Объясняется это расхождение технологическим процессом. За последние 75 лет эффективность нефтеперерабатывающих заводов сильно выросла, сократилось их энергопотребление, повысилась производительность. Как результат, цены на нефть сегодня в стоимости галлона бензина играют меньшую роль, чем несколько десятилетий назад.
Кстати, играет на потребителя и технологическое развитие нефтедобычи. Нефтяники применяют все более сложные методы извлечения ресурса, и сегодня в эксплуатации находятся месторождения, которые еще несколько десятилетий назад были нерентабельными — сланцевая нефть, битуминозные пески и т. п.
В то же время у любой технологии есть предел эффективности: какой бы хорошей технология ни была, из одной тонны нефти не сделать одну тонну бензина. Именно поэтому уже два десятилетия в странах-импортерах внедряются различные инновации, позволяющие снижать потребление энергоресурсов: энергоэффективность домов и транспорта, альтернативная энергетика, накопители энергии и т. п. Сейчас все эти технологии играют больше роль пугала для стран — производителей энергоресурсов, создавая давление на цены, но не играя существенной роли в энергобезопасности стран потребителей. Пример Японии тому подтверждение.
Учитывая вышеперечисленные факторы, давать прогнозы цен на нефть — одно из самых неблагодарных занятий. Однако в начавшемся ралли на товарных рынках многие аналитики увидели просвет и для нефтяной отрасли. За последние дни сразу несколько уважаемых организаций повысили свои прогнозы. Международное энергетическое агентство подняло прогноз стоимости американской нефти с 48,5 до 52,7 доллара за баррель. Аналитики американского инвестиционного банка Goldman Sachs теперь ожидают удорожания нефти марки Pent до 65 долларов за баррель уже в июле. Даже ОПЕК, обычно консервативная в своих прогнозах, стала более оптимистичной и считает, что «худшее позади».
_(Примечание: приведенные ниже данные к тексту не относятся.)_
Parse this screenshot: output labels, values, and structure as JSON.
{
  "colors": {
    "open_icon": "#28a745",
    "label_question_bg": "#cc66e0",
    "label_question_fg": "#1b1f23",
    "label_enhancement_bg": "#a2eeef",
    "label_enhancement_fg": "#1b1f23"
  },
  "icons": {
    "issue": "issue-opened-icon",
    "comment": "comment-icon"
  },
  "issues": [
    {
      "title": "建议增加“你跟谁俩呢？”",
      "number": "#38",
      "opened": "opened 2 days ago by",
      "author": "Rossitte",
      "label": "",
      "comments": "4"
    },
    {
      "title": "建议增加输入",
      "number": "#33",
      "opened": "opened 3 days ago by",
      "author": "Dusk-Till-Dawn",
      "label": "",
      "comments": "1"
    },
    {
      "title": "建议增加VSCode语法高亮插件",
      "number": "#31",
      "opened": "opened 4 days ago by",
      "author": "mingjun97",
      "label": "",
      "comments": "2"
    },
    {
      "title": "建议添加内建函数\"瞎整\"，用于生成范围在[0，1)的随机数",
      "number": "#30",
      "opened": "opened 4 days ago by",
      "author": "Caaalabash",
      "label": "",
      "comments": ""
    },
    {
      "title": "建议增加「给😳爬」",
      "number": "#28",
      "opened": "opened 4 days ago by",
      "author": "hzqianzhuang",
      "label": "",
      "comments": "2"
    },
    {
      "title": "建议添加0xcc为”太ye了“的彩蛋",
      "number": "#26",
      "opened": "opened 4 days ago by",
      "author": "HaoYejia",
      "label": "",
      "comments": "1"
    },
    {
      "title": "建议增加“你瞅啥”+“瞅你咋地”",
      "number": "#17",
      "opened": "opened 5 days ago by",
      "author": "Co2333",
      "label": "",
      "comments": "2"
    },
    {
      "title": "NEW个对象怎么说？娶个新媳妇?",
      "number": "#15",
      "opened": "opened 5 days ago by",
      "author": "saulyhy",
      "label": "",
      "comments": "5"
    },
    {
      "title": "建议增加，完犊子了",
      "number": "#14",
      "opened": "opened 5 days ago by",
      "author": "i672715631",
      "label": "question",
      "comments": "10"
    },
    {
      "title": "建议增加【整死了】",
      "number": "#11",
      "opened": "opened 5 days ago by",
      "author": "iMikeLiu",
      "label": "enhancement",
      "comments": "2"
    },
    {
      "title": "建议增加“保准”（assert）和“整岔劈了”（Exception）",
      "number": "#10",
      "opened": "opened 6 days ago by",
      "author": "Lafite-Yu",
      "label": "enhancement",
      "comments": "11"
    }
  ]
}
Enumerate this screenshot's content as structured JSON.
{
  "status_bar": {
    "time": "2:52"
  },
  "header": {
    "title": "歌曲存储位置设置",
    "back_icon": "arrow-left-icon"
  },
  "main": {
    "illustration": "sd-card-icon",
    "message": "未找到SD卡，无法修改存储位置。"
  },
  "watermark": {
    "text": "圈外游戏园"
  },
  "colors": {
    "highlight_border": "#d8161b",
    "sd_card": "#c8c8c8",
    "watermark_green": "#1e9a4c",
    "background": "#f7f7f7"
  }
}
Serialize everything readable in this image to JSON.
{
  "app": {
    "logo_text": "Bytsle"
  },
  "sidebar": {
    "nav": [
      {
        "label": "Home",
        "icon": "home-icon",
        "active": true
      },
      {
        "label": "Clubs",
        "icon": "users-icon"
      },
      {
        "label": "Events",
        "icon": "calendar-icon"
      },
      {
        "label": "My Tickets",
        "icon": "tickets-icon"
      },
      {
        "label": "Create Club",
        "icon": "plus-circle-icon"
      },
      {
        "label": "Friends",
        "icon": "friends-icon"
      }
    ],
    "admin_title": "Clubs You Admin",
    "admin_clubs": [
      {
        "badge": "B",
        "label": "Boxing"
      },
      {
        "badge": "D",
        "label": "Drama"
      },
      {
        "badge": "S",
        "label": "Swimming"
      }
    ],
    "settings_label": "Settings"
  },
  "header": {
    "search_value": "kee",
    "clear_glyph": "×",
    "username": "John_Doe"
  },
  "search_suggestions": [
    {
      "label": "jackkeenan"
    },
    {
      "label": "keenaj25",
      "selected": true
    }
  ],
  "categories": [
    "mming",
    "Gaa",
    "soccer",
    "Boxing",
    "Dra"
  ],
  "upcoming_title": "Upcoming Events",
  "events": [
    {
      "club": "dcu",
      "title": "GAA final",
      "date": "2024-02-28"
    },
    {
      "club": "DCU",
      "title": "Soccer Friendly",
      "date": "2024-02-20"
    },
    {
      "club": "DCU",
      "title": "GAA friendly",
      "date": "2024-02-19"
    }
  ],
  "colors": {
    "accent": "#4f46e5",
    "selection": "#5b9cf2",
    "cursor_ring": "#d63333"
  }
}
Для российских нефтяников и экономики страны текущие котировки весьма комфортны. Сегодня баррель российской нефти стоит более 4000 рублей — при критическом для бюджета уровне 3000–3500 рублей за баррель.
Более того, дальнейший рост цен на нефть даже может негативно сказаться на российской экономике. Если излишки, получаемые нефтяниками, будут уходить не в реальную экономику, а в резервы, начнется очередной виток роста цен на бензин, что может ударить по реальным доходам населения.
Нужно понимать, что сами нефтяники находятся под ограничениями сделки ОПЕК+, а взросшая цена на нефть не приведет к увеличению инвестиций с их стороны. То есть инвестиционная активность в России, даже несмотря на ценовое ралли, будет оставаться сдержанной. А учитывая рост фискальной нагрузки в последние годы, другие отрасли экономики тоже вряд ли станут активно наращивать производство.
Еще одна проблема: высокие цены на нефть могут «расслабить» новую команду правительства, так как в последние годы действительно начались подвижки в создании ненефтяной экономики страны. Стимул к модернизации может исчезнуть, как это было в конце 2000-х. При этом существенная разница с теми годами в том, что тогда инициатива была в частных руках, а сегодня главным драйвером экономики страны выступают государственные деньги, идущие как из бюджета, так и из госкомпаний.
Так или иначе, похоже, мир входит в новую стадию слабеющего доллара и дорогих первичных ресурсов. Безусловно, это создаст «золотую пятилетку» для России (хотя за приливом всегда следует отлив, и для нашей страны он крайне болезнен). Остается надеяться, что мы используем эту пятилетку не для накачки резервов (покупки ассигнаций, которыми сегодня топят печки), не для ведения войны, как это сделал СССР, но для создания большой и качественной, а главное — несырьевой национальной экономики.